Strategy: Acquire ALL needed locks before touching ANY data
- Zero conflicts possible
− Limited parallelism
Optimistic: "Lock Nothing, Validate Later"
Strategy: Do all work freely, then check for conflicts at commit
- Maximum parallelism
− Must restart on conflicts
Multi-Version: "Everyone Gets Their Own View"

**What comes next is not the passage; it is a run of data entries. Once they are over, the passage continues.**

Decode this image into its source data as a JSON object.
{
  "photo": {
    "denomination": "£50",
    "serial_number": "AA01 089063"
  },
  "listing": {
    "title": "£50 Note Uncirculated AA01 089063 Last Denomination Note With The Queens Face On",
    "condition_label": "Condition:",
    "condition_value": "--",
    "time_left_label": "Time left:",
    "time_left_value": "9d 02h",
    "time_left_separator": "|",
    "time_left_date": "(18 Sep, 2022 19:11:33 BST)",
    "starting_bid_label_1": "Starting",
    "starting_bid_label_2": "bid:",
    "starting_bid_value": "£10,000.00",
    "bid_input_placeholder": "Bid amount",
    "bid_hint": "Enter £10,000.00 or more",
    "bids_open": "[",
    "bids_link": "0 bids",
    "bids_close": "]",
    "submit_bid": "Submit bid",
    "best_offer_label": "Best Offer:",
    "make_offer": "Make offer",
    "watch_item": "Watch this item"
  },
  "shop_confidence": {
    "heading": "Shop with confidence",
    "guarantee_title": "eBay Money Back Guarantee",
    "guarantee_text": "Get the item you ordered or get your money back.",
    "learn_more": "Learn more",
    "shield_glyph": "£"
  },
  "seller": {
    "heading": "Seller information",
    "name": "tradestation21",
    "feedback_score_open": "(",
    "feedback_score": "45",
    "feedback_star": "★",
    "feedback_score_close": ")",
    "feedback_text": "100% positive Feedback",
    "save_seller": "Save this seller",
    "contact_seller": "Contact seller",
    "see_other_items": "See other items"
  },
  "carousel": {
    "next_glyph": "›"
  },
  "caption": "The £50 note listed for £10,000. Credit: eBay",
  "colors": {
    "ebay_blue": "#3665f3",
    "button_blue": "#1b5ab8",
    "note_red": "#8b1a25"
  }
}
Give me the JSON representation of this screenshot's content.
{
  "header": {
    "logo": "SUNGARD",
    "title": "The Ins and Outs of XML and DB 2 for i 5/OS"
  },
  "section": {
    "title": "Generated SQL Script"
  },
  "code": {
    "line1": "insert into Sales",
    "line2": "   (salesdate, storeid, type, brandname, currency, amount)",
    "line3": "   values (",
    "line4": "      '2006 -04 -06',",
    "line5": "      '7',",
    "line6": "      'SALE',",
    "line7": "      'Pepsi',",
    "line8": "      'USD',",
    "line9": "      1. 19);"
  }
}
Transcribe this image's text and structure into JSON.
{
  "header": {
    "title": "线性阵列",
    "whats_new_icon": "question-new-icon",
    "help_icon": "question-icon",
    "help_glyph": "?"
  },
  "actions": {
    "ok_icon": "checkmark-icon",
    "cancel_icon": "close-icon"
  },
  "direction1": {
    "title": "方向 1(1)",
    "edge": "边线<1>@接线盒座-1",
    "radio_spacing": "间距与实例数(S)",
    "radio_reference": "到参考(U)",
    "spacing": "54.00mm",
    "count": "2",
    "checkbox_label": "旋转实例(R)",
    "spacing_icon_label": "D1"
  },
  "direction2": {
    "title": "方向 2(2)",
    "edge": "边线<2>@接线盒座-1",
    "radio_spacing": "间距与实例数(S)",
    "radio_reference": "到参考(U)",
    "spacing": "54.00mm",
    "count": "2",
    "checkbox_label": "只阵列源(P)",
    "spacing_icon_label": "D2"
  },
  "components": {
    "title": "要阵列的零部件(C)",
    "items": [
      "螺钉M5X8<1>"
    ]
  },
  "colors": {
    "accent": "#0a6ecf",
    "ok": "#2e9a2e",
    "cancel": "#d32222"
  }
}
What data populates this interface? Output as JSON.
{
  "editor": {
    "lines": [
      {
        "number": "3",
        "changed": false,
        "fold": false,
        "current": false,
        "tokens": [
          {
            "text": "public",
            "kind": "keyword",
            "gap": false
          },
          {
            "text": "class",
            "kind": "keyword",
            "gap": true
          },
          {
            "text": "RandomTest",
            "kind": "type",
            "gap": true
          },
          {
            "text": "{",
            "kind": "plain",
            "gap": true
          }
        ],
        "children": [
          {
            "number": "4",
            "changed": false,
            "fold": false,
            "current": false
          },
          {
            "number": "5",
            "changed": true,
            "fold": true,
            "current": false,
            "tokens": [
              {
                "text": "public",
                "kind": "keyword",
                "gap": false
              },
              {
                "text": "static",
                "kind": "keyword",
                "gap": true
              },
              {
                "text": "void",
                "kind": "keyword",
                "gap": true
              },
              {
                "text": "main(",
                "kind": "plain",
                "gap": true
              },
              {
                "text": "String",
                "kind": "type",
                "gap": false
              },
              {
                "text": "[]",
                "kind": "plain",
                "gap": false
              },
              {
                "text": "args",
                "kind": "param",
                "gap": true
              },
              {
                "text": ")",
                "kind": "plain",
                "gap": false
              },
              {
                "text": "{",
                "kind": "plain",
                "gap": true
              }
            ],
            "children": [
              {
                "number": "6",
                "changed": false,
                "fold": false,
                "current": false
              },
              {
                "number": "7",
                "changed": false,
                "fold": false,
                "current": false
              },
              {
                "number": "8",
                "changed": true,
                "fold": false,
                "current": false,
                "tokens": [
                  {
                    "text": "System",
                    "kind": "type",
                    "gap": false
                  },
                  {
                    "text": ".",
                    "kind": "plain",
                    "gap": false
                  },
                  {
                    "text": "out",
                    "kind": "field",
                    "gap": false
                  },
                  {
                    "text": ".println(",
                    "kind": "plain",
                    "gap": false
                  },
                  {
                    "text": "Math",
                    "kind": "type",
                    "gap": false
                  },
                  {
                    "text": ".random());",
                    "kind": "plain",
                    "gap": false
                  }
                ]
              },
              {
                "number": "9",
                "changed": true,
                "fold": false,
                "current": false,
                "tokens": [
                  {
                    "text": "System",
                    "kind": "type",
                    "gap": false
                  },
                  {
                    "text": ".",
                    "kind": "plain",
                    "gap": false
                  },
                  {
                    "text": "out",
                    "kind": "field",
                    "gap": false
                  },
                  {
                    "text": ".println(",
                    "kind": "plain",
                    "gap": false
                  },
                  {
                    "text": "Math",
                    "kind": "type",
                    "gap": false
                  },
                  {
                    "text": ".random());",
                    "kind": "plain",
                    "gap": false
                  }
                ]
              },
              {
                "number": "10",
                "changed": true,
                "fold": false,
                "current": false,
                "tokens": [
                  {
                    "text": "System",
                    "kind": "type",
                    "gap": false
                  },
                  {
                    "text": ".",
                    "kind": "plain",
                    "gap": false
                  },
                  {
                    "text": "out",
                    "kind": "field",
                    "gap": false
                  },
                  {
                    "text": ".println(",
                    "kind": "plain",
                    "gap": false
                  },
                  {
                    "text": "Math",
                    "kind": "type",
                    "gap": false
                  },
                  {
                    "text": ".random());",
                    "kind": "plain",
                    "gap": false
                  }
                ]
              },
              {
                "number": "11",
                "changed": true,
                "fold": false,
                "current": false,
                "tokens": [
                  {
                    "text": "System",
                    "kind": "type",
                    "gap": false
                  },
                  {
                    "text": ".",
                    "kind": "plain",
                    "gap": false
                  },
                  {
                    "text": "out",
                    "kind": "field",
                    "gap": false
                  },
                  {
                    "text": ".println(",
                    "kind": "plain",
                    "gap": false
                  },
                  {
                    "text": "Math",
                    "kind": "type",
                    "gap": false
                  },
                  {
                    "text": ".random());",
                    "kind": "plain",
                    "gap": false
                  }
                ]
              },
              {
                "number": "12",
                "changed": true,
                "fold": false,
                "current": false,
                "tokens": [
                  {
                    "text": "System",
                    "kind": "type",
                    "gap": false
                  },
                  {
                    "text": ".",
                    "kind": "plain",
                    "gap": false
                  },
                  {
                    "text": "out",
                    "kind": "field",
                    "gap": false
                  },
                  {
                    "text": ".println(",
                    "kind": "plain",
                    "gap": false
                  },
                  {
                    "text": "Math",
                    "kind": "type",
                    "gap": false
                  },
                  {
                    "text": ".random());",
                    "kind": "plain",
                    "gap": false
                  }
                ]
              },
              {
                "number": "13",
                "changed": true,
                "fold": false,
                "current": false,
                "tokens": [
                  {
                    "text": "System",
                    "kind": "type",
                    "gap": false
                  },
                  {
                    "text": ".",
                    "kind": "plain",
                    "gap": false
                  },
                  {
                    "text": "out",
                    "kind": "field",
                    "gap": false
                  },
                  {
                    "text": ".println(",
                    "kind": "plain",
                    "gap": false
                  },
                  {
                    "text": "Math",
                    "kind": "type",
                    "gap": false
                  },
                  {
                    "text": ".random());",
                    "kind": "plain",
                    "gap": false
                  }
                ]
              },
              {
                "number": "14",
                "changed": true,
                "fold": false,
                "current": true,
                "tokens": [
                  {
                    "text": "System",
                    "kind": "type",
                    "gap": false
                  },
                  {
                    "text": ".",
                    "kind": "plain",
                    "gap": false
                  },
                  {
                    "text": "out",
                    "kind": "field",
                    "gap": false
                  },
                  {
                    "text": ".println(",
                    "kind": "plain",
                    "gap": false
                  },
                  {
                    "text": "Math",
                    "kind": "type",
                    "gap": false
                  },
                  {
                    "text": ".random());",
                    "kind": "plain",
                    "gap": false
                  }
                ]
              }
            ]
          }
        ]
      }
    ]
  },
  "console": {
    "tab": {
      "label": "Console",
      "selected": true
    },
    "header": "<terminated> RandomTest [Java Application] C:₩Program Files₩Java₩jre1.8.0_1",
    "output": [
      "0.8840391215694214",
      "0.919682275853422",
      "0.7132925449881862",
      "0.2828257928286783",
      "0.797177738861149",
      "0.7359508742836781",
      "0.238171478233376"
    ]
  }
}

Strategy: Keep multiple versions of every piece of data
- Readers never block writers
− Storage overhead & garbage collection
Modern Hybrid: "Best of All Worlds"
Strategy: Combine techniques based on workload patterns
- Adaptive performance
− Complex implementation
Why OS vs Database Locks?
You might wonder: "Why can't databases just use regular OS locks?" Here's the key difference:
OS Locks (Mutex, Semaphore)
Purpose: Simple thread coordination
• Binary scope (locked/unlocked)
• No data awareness
• Manual deadlock detection
• Thread-level coordination
Database Lock Manager
Purpose: Sophisticated data coordination
• Rich set of locks. E.g. I "intend" to read these rows. Plan ahead.
• Table→page→row awareness
• Automatic deadlock resolution
• Million-transaction scale
Today's Challenge: Coordinate millions of AI agents and microservices, all hitting the same database simultaneously.